An demselben Tage, als Werther den zuletzt eingeschalteten Brief an
seinen Freund geschrieben, es war der
Sonntag vor Weihnachten, kam er abends zu Lotten und
fand sie allein. Sie beschäftigte sich, einige Spielwerke in
Ordnung zu bringen, die sie ihren kleinen Geschwistern
zum Christgeschenke zurecht gemacht hatte. Er redete
von dem Vergnügen, das die Kleinen haben würden, und
von den Zeiten, da einen die unerwartete Öffnung der Tür
und die Erscheinung eines aufgeputzten Baumes mit
Wachslichtern, Zuckerwerk und Äpfeln in paradiesische
Entzückung setzte. - Sie sollen, sagte Lotte, indem sie
ihre Verlegenheit unter ein liebes Lächeln verbarg, Sie
sollen auch beschert kriegen, wenn Sie recht geschickt
sind; ein Wachsstöckchen und noch was. - Und was heißen Sie geschickt
sein? rief er aus; wie soll ich sein? wie
kann ich sein? beste Lotte! - Donnerstag abend, sagte sie,
ist Weihnachtsabend, da kommen die Kinder, mein Vater
auch, da kriegt jedes das Seinige, da kommen Sie auch -
aber nicht eher. - Werther stutzte. - Ich bitte Sie, fuhr sie
fort, es ist nun einmal so, ich bitte Sie um meiner Ruhe
willen, es kann nicht, es kann nicht so bleiben. - Er wendete seine
Augen von ihr, und ging in der Stube auf und
ab, und murmelte das: Es kann nicht so bleiben! zwischen
den Zähnen. Lotte, die den schrecklichen Zustand fühlte,
worein ihn diese Worte versetzt hatten, suchte durch
allerlei Fragen seine Gedanken abzulenken, aber vergebens. - Nein,
Lotte, rief er aus: ich werde Sie nicht wieder
sehen! - Warum das? versetzte sie, Werther, Sie können,
Sie müssen uns wieder sehen, nur mäßigen Sie sich. O,
warum mußten Sie mit dieser Heftigkeit, dieser unbezwinglich haftenden
Leidenschaft für alles, was Sie einmal
anfassen, geboren werden! Ich bitte Sie, fuhr sie fort,
indem sie ihn bei der Hand nahm, mäßigen Sie sich! Ihr
Geist, Ihre Wissenschaften, Ihre Talente, was bieten die
Ihnen für mannigfaltige Ergetzungen dar? Sei'n Sie ein
Mann! wenden Sie diese traurige Anhänglichkeit von
einem Geschöpf, das nichts tun kann, als Sie bedauern. -
Er knirrte mit den Zähnen und sah sie düster an. Sie hielt
seine Hand: Nur einen Augenblick ruhigen Sinn, Werther! sagte
sie. Fühlen Sie nicht, daß Sie sich betriegen,
sich mit Willen zugrunde richten! Warum denn mich, Werther?
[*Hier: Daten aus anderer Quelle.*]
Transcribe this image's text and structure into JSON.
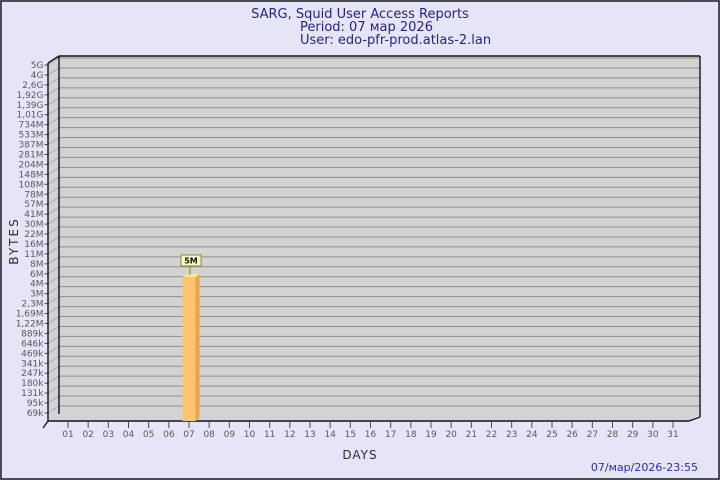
{
  "header": {
    "title": "SARG, Squid User Access Reports",
    "period": "Period: 07 мар 2026",
    "user": "User: edo-pfr-prod.atlas-2.lan"
  },
  "footer": {
    "timestamp": "07/мар/2026-23:55"
  },
  "chart_data": {
    "type": "bar",
    "title": "SARG, Squid User Access Reports",
    "subtitle_lines": [
      "Period: 07 мар 2026",
      "User: edo-pfr-prod.atlas-2.lan"
    ],
    "xlabel": "DAYS",
    "ylabel": "BYTES",
    "x_ticks": [
      "01",
      "02",
      "03",
      "04",
      "05",
      "06",
      "07",
      "08",
      "09",
      "10",
      "11",
      "12",
      "13",
      "14",
      "15",
      "16",
      "17",
      "18",
      "19",
      "20",
      "21",
      "22",
      "23",
      "24",
      "25",
      "26",
      "27",
      "28",
      "29",
      "30",
      "31"
    ],
    "y_ticks": [
      "5G",
      "4G",
      "2,6G",
      "1,92G",
      "1,39G",
      "1,01G",
      "734M",
      "533M",
      "387M",
      "281M",
      "204M",
      "148M",
      "108M",
      "78M",
      "57M",
      "41M",
      "30M",
      "22M",
      "16M",
      "11M",
      "8M",
      "6M",
      "4M",
      "3M",
      "2,3M",
      "1,69M",
      "1,22M",
      "889k",
      "646k",
      "469k",
      "341k",
      "247k",
      "180k",
      "131k",
      "95k",
      "69k"
    ],
    "y_scale": "logarithmic-like",
    "grid": "horizontal",
    "style": "3d-bar",
    "bars": [
      {
        "day": "07",
        "label": "5M",
        "approx_bytes": 5000000
      }
    ],
    "colors": {
      "page_bg": "#e5e5f7",
      "plot_bg": "#d3d3d3",
      "gridline": "#8f8f8f",
      "wall": "#c3c3c7",
      "edge": "#141414",
      "bar_face": "#fcc46e",
      "bar_side": "#e9a546",
      "bar_top": "#fae6a0",
      "annotation_bg": "#f6f6c6",
      "annotation_border": "#8b8b2a",
      "axis_text": "#59595c",
      "title_text": "#252583",
      "timestamp_text": "#2a2ac0"
    }
  }
}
just mich, das Eigentum eines andern? just das? Ich
fürchte, ich fürchte, es ist nur die Unmöglichkeit, mich zu
besitzen, die Ihnen diesen Wunsch so reizend macht. - Er
zog seine Hand aus der ihrigen, indem er sie mit einem
starren unwilligen Blick ansah. - Weise! rief er, sehr
weise! hat vielleicht Albert diese Anmerkung gemacht?
Politisch! sehr politisch! - Es kann sie jeder machen, versetzte sie
drauf. Und sollte denn in der weiten Welt kein
Mädchen sein, das die Wünsche Ihres Herzens erfüllte?
Gewinnen Sie's über sich, suchen Sie darnach, und ich
schwöre Ihnen, Sie werden sie finden; denn schon lange
ängstet mich, für Sie und uns, die Einschränkung, in die
Sie sich diese Zeit her selbst gebannt haben. Gewinnen Sie
es über sich! eine Reise wird Sie, muß Sie zerstreuen!
Suchen Sie, finden Sie einen werten Gegenstand Ihrer
Liebe, und kehren Sie zurück und lassen Sie uns zusammen
die Seligkeit einer wahren Freundschaft genießen.